Inscription has spread to other chains in recent weeks, including Ethereum, Solana, Near, Polygon, Celo, and Fantom, resulting in a surge in transactions amid ongoing controversy over its use. While some see this as “spam” that needs to be eradicated, others see inscriptions as a legitimate use case that could benefit Bitcoin’s long-term security by increasing transaction fee shares for miners compared to reducing block rewards. see.
Transactions on the Bitcoin network have surged at several points over the past year, coinciding with an increase in inscription-related activity, hitting an all-time high of 633,000 average daily transactions in December, with NFT trading volumes reflecting the impact.
NFT trading volume has been declining since February, and the overall rebound has coincided with increased Bitcoin activity. A recent surge in inscription demand pushed the metric to a yearly high in mid-December, with Bitcoin-based NFTs accounting for approximately 59% of the weekly peak NFT volume of $518 million.

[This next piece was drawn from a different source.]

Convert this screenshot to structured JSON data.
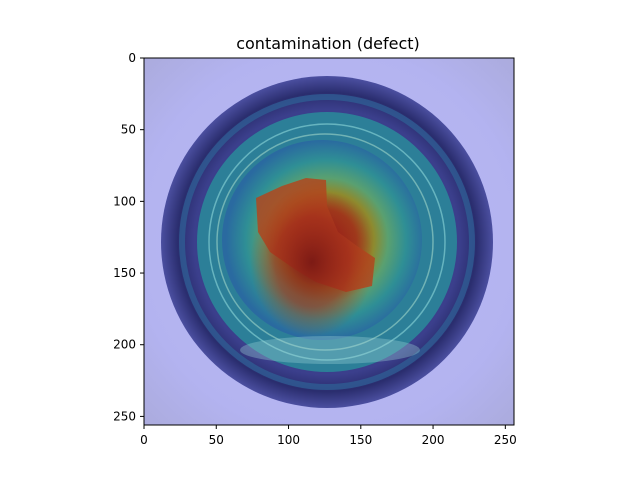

Cryptocurrency market is rebounding
After the trials and tribulations of a tumultuous 2022 for the cryptocurrency market, 2023 ended in a much better place. Bitcoin is up about 160% since it started 2023 at $16,600, according to price data from The Block. Ethereum has lagged behind the leading cryptocurrency by market capitalization since March, but is still up about 94% from $1,200 a year ago.
The DeFi sector is off to a good start in 2023, but both Bitcoin and Ethereum have underperformed since the spring. But it still ended the year up about 67%.
Solana has had the biggest win among the top 10 cryptocurrencies by market capitalization, up nearly 1,000% from less than $10 on January 1, 2023.
With anticipation of the possible approval of a spot Bitcoin ETF and the upcoming Bitcoin halving event, there will certainly be more to talk about in 2024.